Australia should consider leaving the Pacific Islands Forum (PIF) if it cannot accept the regional body's firm stance on climate change, Kiribati President Anote Tong said Tuesday.
Tong said global warming had left small island nations fighting for their future and there was no room for compromise on the issue at this week's PIF meeting in Papua New Guinea.
The 16-nation grouping consists mainly of small island nations including Kiribati, together with Australia and New Zealand, and the two developed nations have been accused of dragging their feet on climate change.
Tong said the island nations wanted to send an unequivocal message ahead of climate talks in Paris later this year that average global warming should be limited to 1.5 degrees Celsius (2.7 degrees Fahrenheit) over pre-Industrial Revolution levels.

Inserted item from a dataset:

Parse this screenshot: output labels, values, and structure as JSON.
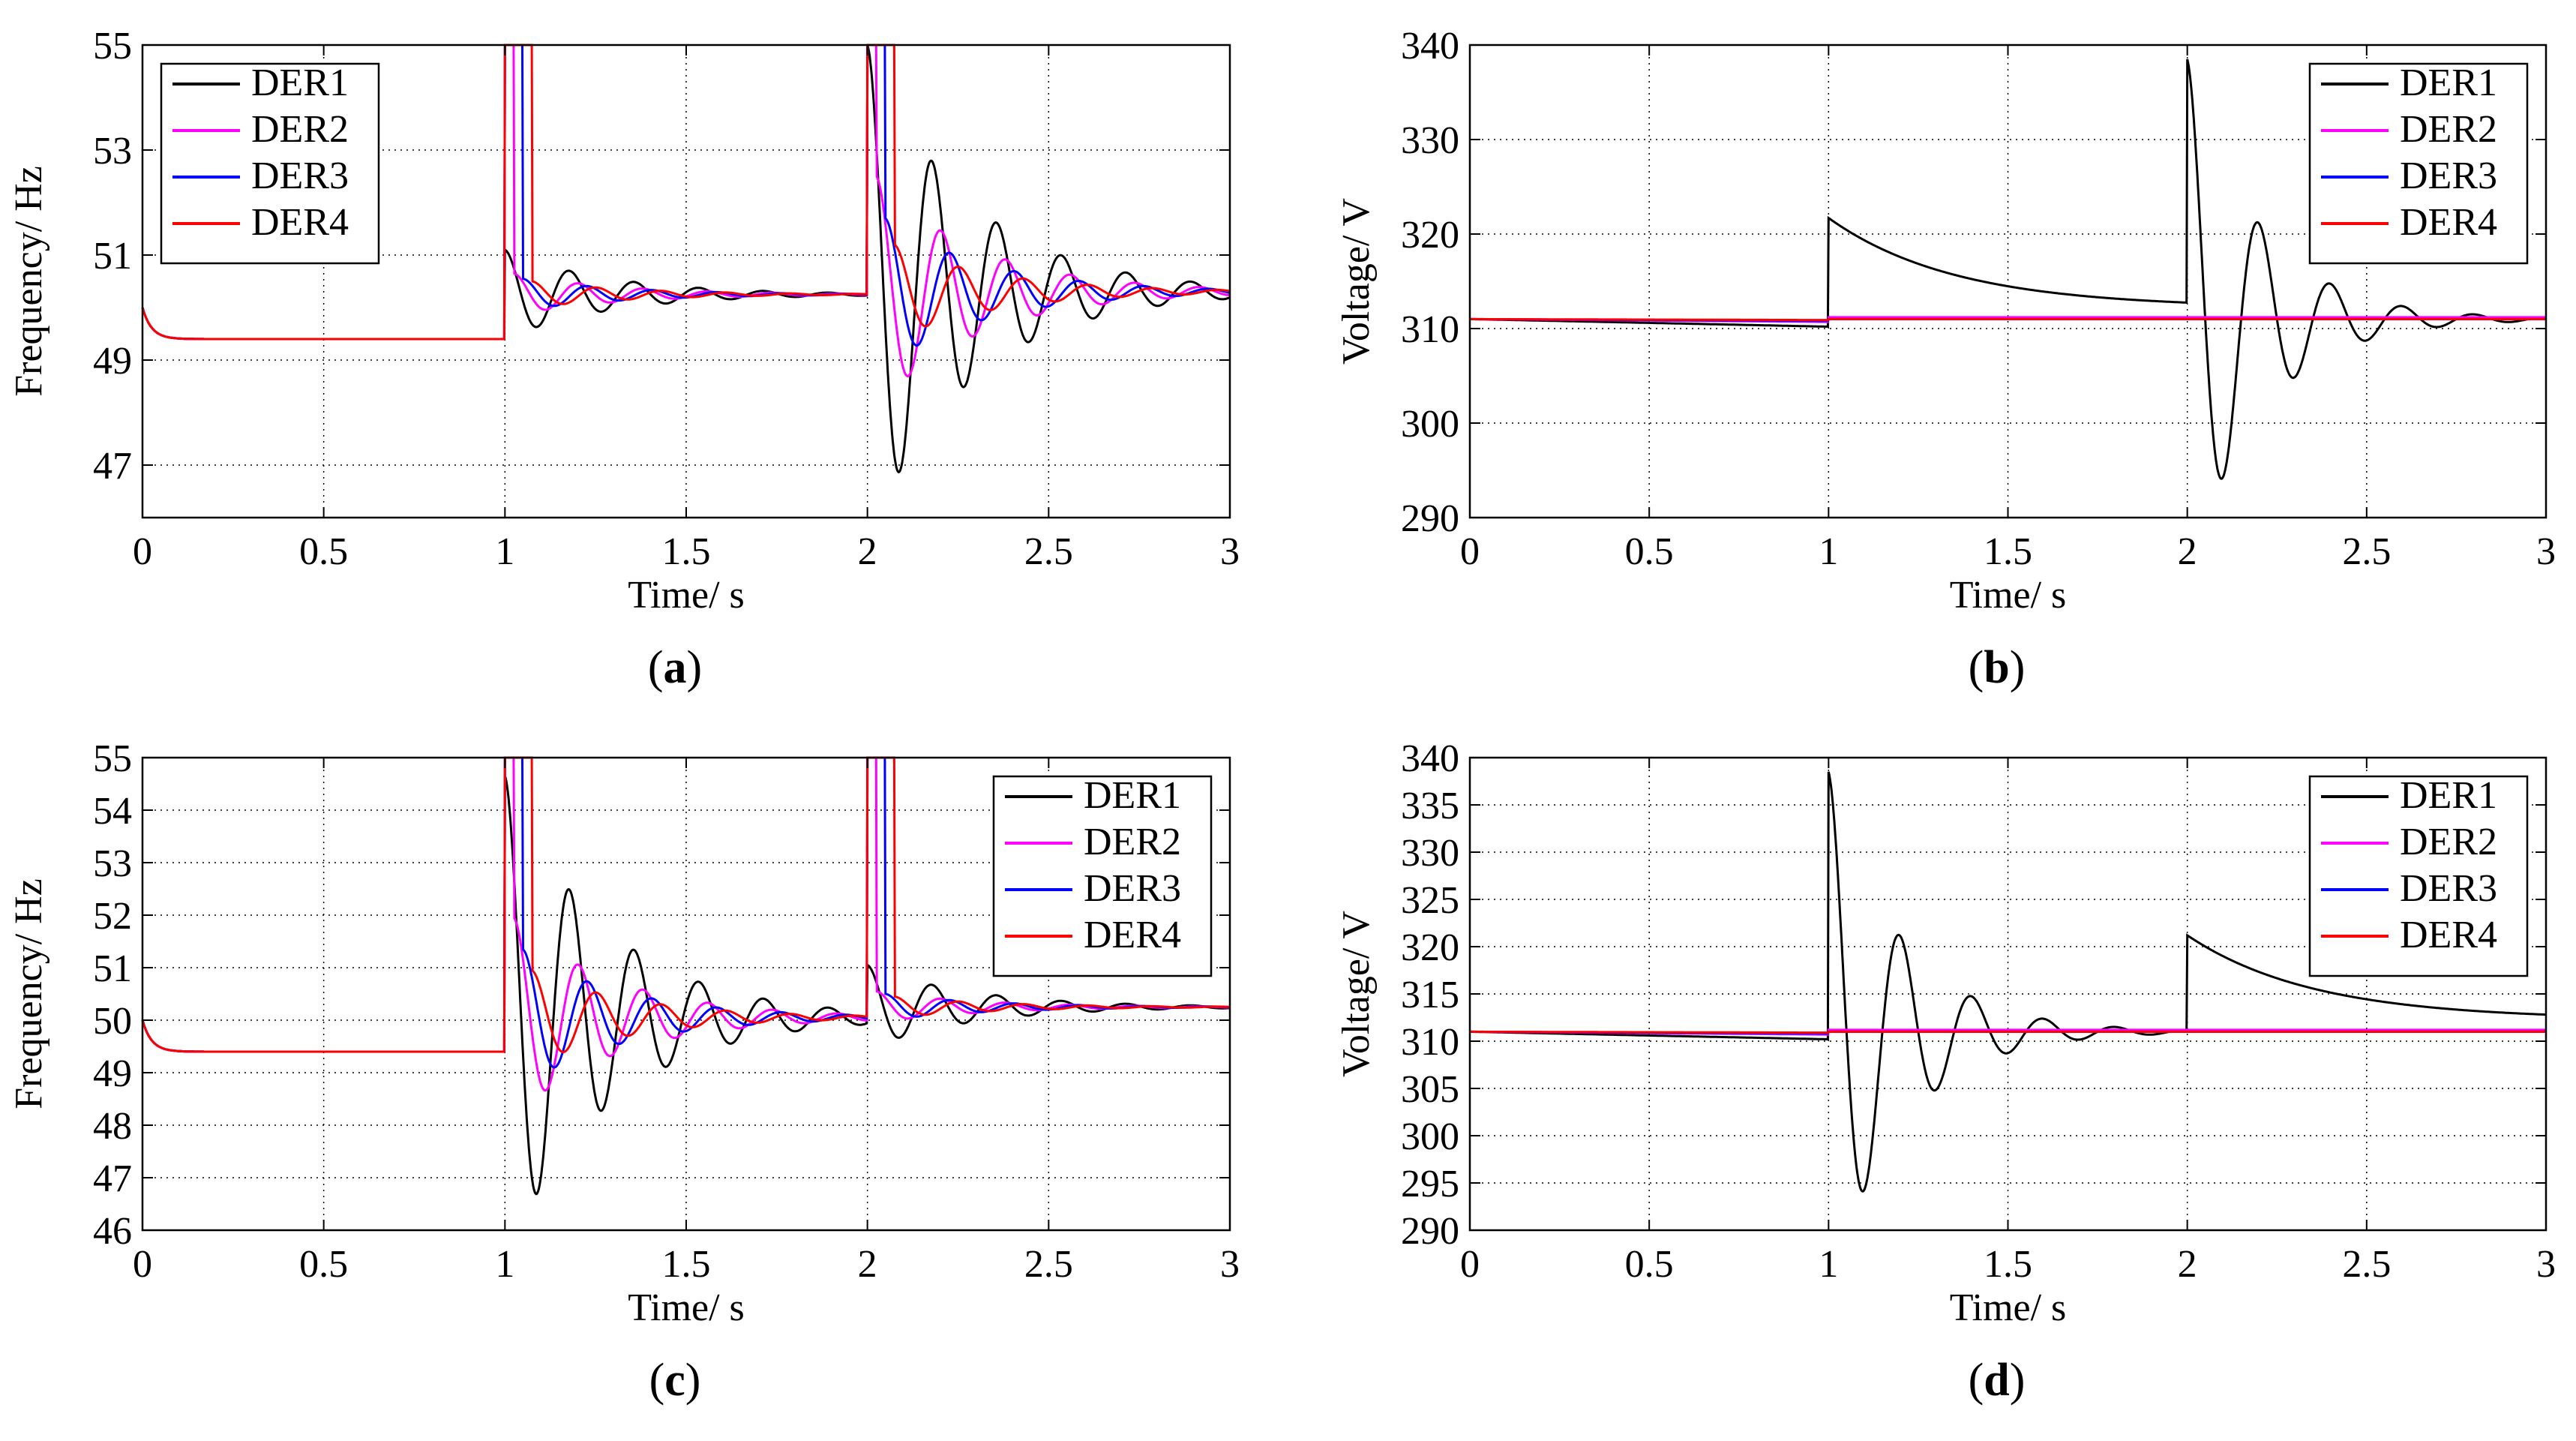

If Australia disagreed, it should reconsider its membership of the PIF, he said.
"It will be incumbent upon them... how relevant would their presence be?" he told reporters.

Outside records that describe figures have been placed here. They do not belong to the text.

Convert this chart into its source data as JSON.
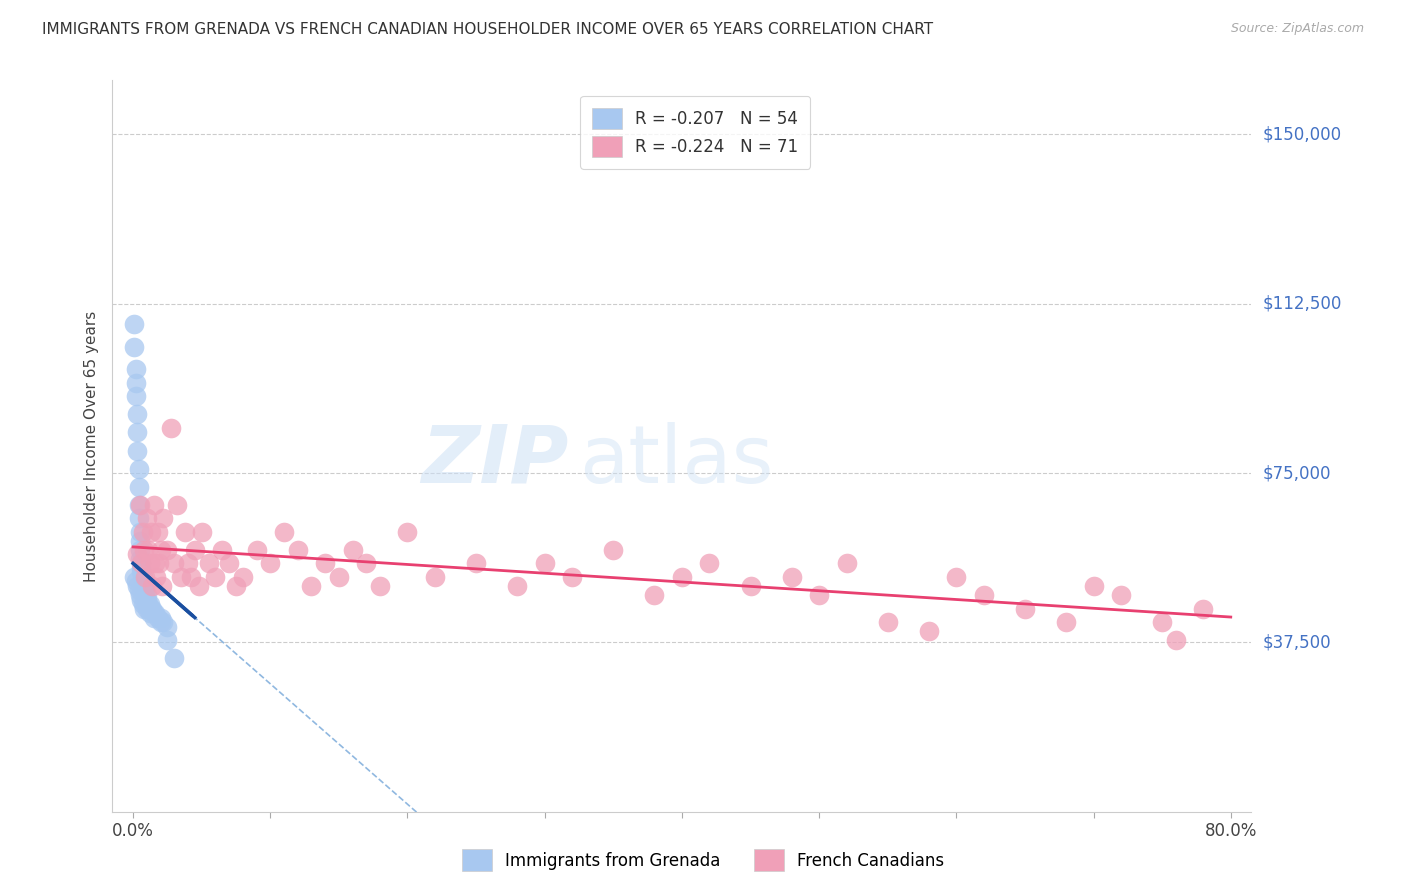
{
  "title": "IMMIGRANTS FROM GRENADA VS FRENCH CANADIAN HOUSEHOLDER INCOME OVER 65 YEARS CORRELATION CHART",
  "source": "Source: ZipAtlas.com",
  "ylabel": "Householder Income Over 65 years",
  "xlabel_ticks": [
    "0.0%",
    "",
    "",
    "",
    "",
    "",
    "",
    "",
    "80.0%"
  ],
  "xlabel_vals": [
    0.0,
    0.1,
    0.2,
    0.3,
    0.4,
    0.5,
    0.6,
    0.7,
    0.8
  ],
  "ytick_labels": [
    "$150,000",
    "$112,500",
    "$75,000",
    "$37,500"
  ],
  "ytick_vals": [
    150000,
    112500,
    75000,
    37500
  ],
  "ylim": [
    0,
    162000
  ],
  "xlim": [
    -0.015,
    0.815
  ],
  "legend1_label": "R = -0.207   N = 54",
  "legend2_label": "R = -0.224   N = 71",
  "scatter_blue_color": "#a8c8f0",
  "scatter_pink_color": "#f0a0b8",
  "trendline_blue_color": "#1a4fa0",
  "trendline_pink_color": "#e84070",
  "trendline_dashed_color": "#90b8e0",
  "watermark_zip": "ZIP",
  "watermark_atlas": "atlas",
  "blue_scatter_x": [
    0.001,
    0.001,
    0.002,
    0.002,
    0.002,
    0.003,
    0.003,
    0.003,
    0.004,
    0.004,
    0.004,
    0.004,
    0.005,
    0.005,
    0.005,
    0.005,
    0.006,
    0.006,
    0.006,
    0.007,
    0.007,
    0.007,
    0.008,
    0.008,
    0.009,
    0.009,
    0.01,
    0.01,
    0.01,
    0.011,
    0.012,
    0.012,
    0.013,
    0.014,
    0.015,
    0.016,
    0.018,
    0.02,
    0.022,
    0.025,
    0.001,
    0.002,
    0.003,
    0.004,
    0.005,
    0.006,
    0.007,
    0.008,
    0.01,
    0.012,
    0.015,
    0.02,
    0.025,
    0.03
  ],
  "blue_scatter_y": [
    108000,
    103000,
    98000,
    95000,
    92000,
    88000,
    84000,
    80000,
    76000,
    72000,
    68000,
    65000,
    62000,
    60000,
    58000,
    56000,
    55000,
    54000,
    53000,
    52000,
    51000,
    50000,
    50000,
    49000,
    49000,
    48000,
    48000,
    47000,
    46000,
    46000,
    46000,
    45000,
    45000,
    45000,
    44000,
    44000,
    43000,
    43000,
    42000,
    41000,
    52000,
    51000,
    50000,
    49000,
    48000,
    47000,
    46000,
    45000,
    45000,
    44000,
    43000,
    42000,
    38000,
    34000
  ],
  "pink_scatter_x": [
    0.003,
    0.005,
    0.006,
    0.007,
    0.008,
    0.009,
    0.01,
    0.011,
    0.012,
    0.013,
    0.014,
    0.015,
    0.016,
    0.017,
    0.018,
    0.019,
    0.02,
    0.021,
    0.022,
    0.025,
    0.028,
    0.03,
    0.032,
    0.035,
    0.038,
    0.04,
    0.042,
    0.045,
    0.048,
    0.05,
    0.055,
    0.06,
    0.065,
    0.07,
    0.075,
    0.08,
    0.09,
    0.1,
    0.11,
    0.12,
    0.13,
    0.14,
    0.15,
    0.16,
    0.17,
    0.18,
    0.2,
    0.22,
    0.25,
    0.28,
    0.3,
    0.32,
    0.35,
    0.38,
    0.4,
    0.42,
    0.45,
    0.48,
    0.5,
    0.52,
    0.55,
    0.58,
    0.6,
    0.62,
    0.65,
    0.68,
    0.7,
    0.72,
    0.75,
    0.76,
    0.78
  ],
  "pink_scatter_y": [
    57000,
    68000,
    55000,
    62000,
    58000,
    52000,
    65000,
    58000,
    55000,
    62000,
    50000,
    68000,
    55000,
    52000,
    62000,
    55000,
    58000,
    50000,
    65000,
    58000,
    85000,
    55000,
    68000,
    52000,
    62000,
    55000,
    52000,
    58000,
    50000,
    62000,
    55000,
    52000,
    58000,
    55000,
    50000,
    52000,
    58000,
    55000,
    62000,
    58000,
    50000,
    55000,
    52000,
    58000,
    55000,
    50000,
    62000,
    52000,
    55000,
    50000,
    55000,
    52000,
    58000,
    48000,
    52000,
    55000,
    50000,
    52000,
    48000,
    55000,
    42000,
    40000,
    52000,
    48000,
    45000,
    42000,
    50000,
    48000,
    42000,
    38000,
    45000
  ]
}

The Kiribati leader, who last year finalised the purchase of a block of land in Fiji in case rising tides force his people to relocate, said compromise would be "a betrayal of trust".
"We cannot negotiate this, we cannot be bought by aid on this one," he said.
Fiji Prime Minister Voreqe Bainimarama has refused to attend the PIF while Australia and New Zealand remain full members, saying the wealthy nations dominate the body.
Bainimarama, who has sent his foreign minister to Port Moresby in his place, last week said Canberra and Wellington were part of a "coalition of the selfish" that was refusing to take meaningful action on climate change.
He said Australia and New Zealand should be relegated from full PIF members to "development partners", which would give them observer status on the sidelines like the EU, China and India.
The PIF in recent years has taken a leading role in raising global awareness about climate change, with member nations bearing the brunt of its impact even though their carbon emissions are minute.
For more than a decade, its annual summit has heard details of eroding coastlines, increasingly destructive storms and crops ruined by encroaching seawater.
Island leaders have described the U.N.-brokered COP21 talks in Paris in December as the last chance for the world to reach a binding agreement that can secure their future.